“It honestly felt like I was being mugged,” illustrator Ryan Alexander-Tanner explained as he served up a batch of afternoon pancakes in his Greenpoint apartment.
He was referring to last year’s election campaign, when he and Weather Underground founder Bill Ayers were practically assaulted by a Fox News correspondent at the height of the controversy surrounding Ayers’ connection with Barack Obama. For the past several months, Tanner has been collaborating with Ayers on a graphic novel adaptation of his book “To Teach: The Journey of a Teacher.”
Tanner completed the manuscript the night before I visited him, and when I arrived, he had just woken up. While it is in comic form, the adaptation is by no means just a simplified, illustrated version. Published by Teacher’s College Press in 1993, Ayers’ book expounds his theories on the educational system, which are grounded in his own experiences as a teacher, activist, and community leader. “What we wanted to do with this book was to use the comic form to convey Bill’s ideas and philosophies,” Tanner said. “We wanted to show them visually as they are practiced in the classroom.”
When Teachers College Press approached Ayers regarding a possible reprint of his book a couple of years ago, Ayers—a diehard comics fan—insisted that any reprint be in comic form.

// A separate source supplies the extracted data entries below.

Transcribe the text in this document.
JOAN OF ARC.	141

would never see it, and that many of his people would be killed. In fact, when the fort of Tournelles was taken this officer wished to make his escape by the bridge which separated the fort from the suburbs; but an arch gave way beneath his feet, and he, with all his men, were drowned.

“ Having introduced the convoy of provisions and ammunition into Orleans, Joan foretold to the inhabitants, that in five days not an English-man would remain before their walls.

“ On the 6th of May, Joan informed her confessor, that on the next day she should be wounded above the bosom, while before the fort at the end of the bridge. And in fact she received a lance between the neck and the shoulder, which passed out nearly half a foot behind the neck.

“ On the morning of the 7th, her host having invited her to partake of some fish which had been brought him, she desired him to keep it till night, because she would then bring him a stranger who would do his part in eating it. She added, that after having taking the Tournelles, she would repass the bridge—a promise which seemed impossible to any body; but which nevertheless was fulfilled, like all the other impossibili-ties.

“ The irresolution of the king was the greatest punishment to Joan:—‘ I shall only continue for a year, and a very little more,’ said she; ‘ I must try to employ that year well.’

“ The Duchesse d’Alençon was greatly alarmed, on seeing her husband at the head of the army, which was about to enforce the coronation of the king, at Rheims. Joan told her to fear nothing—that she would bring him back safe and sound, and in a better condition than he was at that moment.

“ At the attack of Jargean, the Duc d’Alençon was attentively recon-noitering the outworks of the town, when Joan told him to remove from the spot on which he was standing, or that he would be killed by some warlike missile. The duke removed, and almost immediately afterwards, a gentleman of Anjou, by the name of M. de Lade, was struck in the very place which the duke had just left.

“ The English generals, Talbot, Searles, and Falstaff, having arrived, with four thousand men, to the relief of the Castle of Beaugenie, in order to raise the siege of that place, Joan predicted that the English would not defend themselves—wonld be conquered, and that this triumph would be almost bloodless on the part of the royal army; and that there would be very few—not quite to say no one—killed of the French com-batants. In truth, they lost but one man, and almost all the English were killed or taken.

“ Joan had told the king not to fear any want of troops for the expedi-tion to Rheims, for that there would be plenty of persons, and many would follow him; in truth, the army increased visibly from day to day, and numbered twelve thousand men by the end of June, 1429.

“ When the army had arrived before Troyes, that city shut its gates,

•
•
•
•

Tanner, who had met Ayers through a friend years before, was the perfect fit for the job of reformulating the book graphically. In addition to working as a graphic artist, Tanner himself has had experience teaching.
From his work with elementary and middle school students in after-school programs in Portland, Oregon, he has developed a deep respect for Ayers’ theories.

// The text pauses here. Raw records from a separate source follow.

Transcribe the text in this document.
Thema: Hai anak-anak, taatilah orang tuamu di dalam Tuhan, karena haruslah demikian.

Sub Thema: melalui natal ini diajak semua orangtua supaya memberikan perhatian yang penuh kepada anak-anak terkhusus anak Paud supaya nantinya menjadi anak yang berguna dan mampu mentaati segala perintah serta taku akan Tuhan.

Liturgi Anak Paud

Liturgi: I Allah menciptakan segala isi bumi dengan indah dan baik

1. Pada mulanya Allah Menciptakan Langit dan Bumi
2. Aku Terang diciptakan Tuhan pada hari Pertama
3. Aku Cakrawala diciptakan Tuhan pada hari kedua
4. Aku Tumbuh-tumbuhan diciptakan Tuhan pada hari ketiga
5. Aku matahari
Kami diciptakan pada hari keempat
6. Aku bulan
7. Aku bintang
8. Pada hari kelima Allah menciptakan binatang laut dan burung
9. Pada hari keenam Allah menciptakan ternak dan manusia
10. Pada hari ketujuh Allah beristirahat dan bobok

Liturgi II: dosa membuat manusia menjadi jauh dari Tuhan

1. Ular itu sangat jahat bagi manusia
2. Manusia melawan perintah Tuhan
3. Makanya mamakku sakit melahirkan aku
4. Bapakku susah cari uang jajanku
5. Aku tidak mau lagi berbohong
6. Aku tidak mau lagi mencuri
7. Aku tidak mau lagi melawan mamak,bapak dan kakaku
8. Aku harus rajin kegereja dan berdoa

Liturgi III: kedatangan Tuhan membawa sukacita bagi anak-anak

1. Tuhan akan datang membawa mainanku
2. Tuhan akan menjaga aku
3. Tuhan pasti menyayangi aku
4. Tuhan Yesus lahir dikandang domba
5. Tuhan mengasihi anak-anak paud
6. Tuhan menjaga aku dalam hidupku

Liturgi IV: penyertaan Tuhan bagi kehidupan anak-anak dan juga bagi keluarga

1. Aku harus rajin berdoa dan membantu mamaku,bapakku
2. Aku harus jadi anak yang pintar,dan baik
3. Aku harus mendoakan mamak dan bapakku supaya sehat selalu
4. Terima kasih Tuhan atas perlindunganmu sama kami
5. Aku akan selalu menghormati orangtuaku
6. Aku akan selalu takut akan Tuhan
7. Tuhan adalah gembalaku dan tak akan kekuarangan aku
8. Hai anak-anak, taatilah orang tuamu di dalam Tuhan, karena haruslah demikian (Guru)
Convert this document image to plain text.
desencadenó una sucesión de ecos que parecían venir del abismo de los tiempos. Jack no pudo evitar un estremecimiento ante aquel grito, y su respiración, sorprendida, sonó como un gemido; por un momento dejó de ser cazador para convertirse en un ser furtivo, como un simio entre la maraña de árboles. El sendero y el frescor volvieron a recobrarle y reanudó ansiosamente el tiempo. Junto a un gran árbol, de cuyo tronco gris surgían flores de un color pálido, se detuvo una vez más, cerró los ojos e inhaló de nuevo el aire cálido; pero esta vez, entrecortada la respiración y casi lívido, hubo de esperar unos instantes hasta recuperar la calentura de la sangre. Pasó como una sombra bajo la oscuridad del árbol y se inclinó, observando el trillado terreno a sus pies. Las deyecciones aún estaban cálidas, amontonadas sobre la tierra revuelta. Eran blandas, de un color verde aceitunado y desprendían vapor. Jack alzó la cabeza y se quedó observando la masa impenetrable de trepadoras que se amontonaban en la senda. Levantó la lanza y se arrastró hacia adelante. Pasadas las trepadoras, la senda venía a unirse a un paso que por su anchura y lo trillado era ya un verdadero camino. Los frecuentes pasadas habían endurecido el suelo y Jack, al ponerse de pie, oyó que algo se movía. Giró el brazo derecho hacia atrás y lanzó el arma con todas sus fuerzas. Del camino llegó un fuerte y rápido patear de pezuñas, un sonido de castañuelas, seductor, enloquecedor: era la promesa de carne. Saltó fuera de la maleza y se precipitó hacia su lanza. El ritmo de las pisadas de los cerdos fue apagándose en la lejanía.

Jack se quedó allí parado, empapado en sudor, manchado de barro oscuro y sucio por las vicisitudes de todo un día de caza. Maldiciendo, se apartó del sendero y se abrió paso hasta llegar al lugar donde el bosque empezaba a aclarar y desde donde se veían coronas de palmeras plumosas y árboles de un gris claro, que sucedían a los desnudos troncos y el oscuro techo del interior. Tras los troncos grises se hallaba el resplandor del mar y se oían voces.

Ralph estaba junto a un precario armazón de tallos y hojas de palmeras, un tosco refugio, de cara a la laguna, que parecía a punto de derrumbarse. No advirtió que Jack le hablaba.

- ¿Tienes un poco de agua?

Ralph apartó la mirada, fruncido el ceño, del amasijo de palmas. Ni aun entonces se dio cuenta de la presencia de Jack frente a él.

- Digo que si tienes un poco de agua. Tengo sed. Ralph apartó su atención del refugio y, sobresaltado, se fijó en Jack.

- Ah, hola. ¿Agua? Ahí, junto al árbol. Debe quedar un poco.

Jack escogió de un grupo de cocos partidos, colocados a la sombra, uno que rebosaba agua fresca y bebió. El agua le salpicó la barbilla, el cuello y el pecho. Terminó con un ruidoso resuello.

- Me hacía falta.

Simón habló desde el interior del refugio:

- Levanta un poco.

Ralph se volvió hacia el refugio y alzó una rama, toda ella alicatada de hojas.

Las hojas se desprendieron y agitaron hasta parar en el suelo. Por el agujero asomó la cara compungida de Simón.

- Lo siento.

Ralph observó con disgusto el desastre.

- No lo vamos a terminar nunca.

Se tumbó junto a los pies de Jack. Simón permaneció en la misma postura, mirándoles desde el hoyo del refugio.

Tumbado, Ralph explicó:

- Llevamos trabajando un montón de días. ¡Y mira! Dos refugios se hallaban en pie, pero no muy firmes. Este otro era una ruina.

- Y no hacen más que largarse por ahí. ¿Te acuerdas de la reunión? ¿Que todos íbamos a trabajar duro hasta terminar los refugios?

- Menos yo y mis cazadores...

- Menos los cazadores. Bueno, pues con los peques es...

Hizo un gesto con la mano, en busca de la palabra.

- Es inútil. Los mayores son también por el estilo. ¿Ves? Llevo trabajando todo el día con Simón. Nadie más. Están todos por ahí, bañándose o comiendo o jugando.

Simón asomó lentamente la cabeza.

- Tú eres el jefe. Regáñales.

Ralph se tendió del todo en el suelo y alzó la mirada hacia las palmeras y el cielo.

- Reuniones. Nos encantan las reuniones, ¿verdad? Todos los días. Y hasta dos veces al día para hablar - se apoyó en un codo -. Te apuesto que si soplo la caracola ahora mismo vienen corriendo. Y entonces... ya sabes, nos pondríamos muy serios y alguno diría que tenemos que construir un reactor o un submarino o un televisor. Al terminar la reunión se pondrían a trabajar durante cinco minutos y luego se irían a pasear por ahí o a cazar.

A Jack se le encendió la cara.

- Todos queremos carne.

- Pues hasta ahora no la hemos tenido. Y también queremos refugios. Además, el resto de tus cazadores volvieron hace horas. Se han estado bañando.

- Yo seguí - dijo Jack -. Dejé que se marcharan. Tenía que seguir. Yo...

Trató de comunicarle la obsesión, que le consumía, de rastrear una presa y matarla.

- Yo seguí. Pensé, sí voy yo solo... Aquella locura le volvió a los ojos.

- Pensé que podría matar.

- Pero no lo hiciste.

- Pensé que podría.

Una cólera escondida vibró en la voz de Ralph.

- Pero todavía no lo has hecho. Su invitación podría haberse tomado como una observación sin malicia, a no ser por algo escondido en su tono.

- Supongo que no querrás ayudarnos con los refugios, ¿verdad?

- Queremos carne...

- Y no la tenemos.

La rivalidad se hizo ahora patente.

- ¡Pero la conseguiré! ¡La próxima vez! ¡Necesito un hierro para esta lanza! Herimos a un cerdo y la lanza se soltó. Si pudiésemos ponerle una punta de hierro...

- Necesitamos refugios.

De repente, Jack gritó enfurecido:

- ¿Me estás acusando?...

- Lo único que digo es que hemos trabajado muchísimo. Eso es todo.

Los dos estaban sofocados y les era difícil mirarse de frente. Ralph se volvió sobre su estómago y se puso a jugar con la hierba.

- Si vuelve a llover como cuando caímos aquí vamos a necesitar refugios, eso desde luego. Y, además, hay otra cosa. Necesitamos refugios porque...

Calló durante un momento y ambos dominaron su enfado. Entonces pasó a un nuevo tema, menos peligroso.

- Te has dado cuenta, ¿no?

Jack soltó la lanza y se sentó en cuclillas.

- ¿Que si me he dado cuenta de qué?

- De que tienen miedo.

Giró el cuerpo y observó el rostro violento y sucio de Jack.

“Teaching is an inherently political act, and it inevitably involves issues of social justice. Using images to convey the reality of teaching makes those issues all the more vivid,” Tanner said. “It elevates their sense of urgency.”
Based upon Ayers’ early years as a teacher, “To Teach” is largely anecdotal, and his ideas lend themselves to being communicated graphically. “One of Bill’s frustrations with the status quo classroom is the tendency to put students into brackets, under labels like ‘problem’ or ‘ADD,’ instead of treating them as whole, multidimensional beings.” The book conveys a visual sense of the challenges of modern teaching, and of the teacher’s struggle to balance a higher administrative agenda with the reality of the classroom. The shortcomings of status quo education models are visually manifested in the frustrated faces of children—the victims of the system Ayers is working to change.